Cocoon Networks, says Xiong, was “100% privately funded”: it is backed by China Equity Fund, an early investor in Baidu, and Hanxin Capital, which specializes in cloud computing and biotech.

Peter Zhang, Managing Director of SinoFortone Group, speaking at The Plough at Cadsden. In the background, a photo of President Xi Jinping's visit to the pub. Photo: Richard Jones/SinopixPhoto by Richard Jones / Sinopix for the Asia Times
Peter Zhang, Managing Director of SinoFortone Group, speaking at The Plough at Cadsden. In the background, a photo of President Xi Jinping’s visit to the pub. Photo: Richard Jones/Sinopix

SinoFortone’s financing model sees “security initially coming from central government … Private companies, they are better suited to finding good projects. When they find them they can then ask the state for help. They can use state money for investment.”
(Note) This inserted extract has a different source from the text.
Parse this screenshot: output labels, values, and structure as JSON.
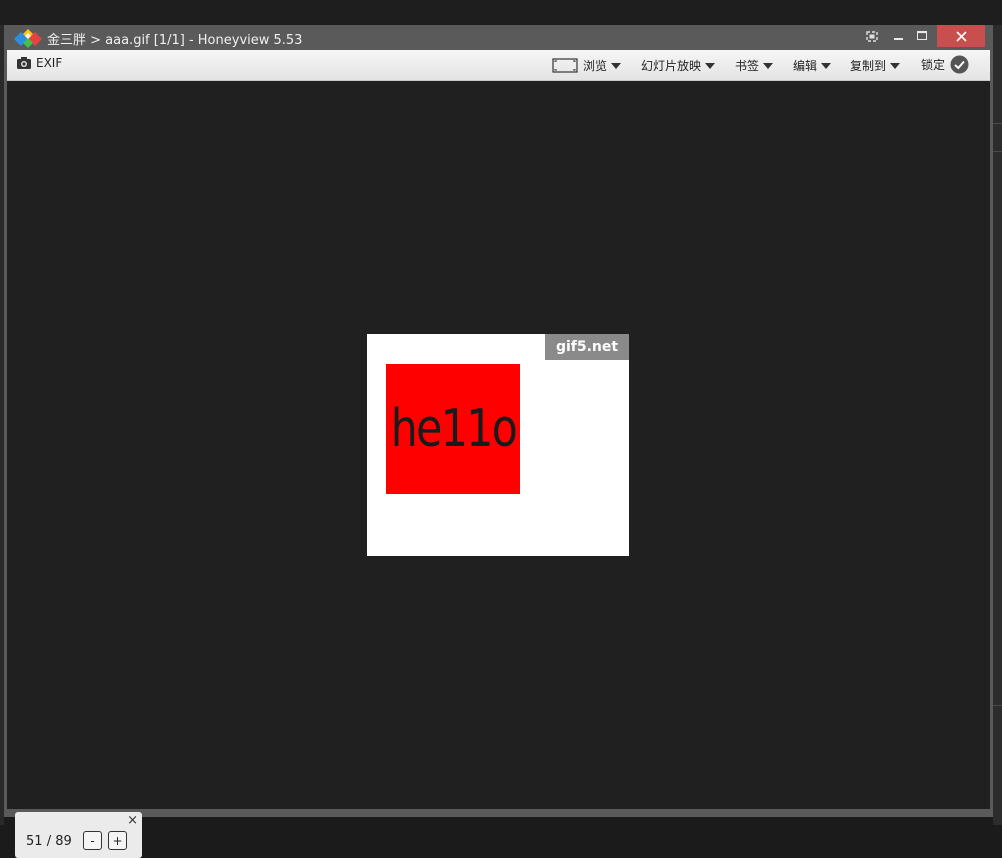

He also says he is not surprised by the speed that these investments have been put into place. “We have a plan,” says Xiong. “And we follow our plan. We work at China-speed.”

Read: SinoFortone — ragtag opportunists or front for Beijing

Read: The scramble for Manchester

For Peter Zhang, all of it — the “China-speed” pace of development following Xi’s visit in 2015 and the millimeter-perfect dovetailing of this with the UK’s own Northern Powerhouse goals — have put him in a very fortuitous position.

“Yes, we were lucky,” he says. “But long term we will build on this. The UK is a fantastic place and we will grow here and build our reputation by focusing on two key areas. One is energy, the other housing.”

He pauses.

“And we will continue to follow the One Belt One Road initiative.”

That, of course, goes without saying.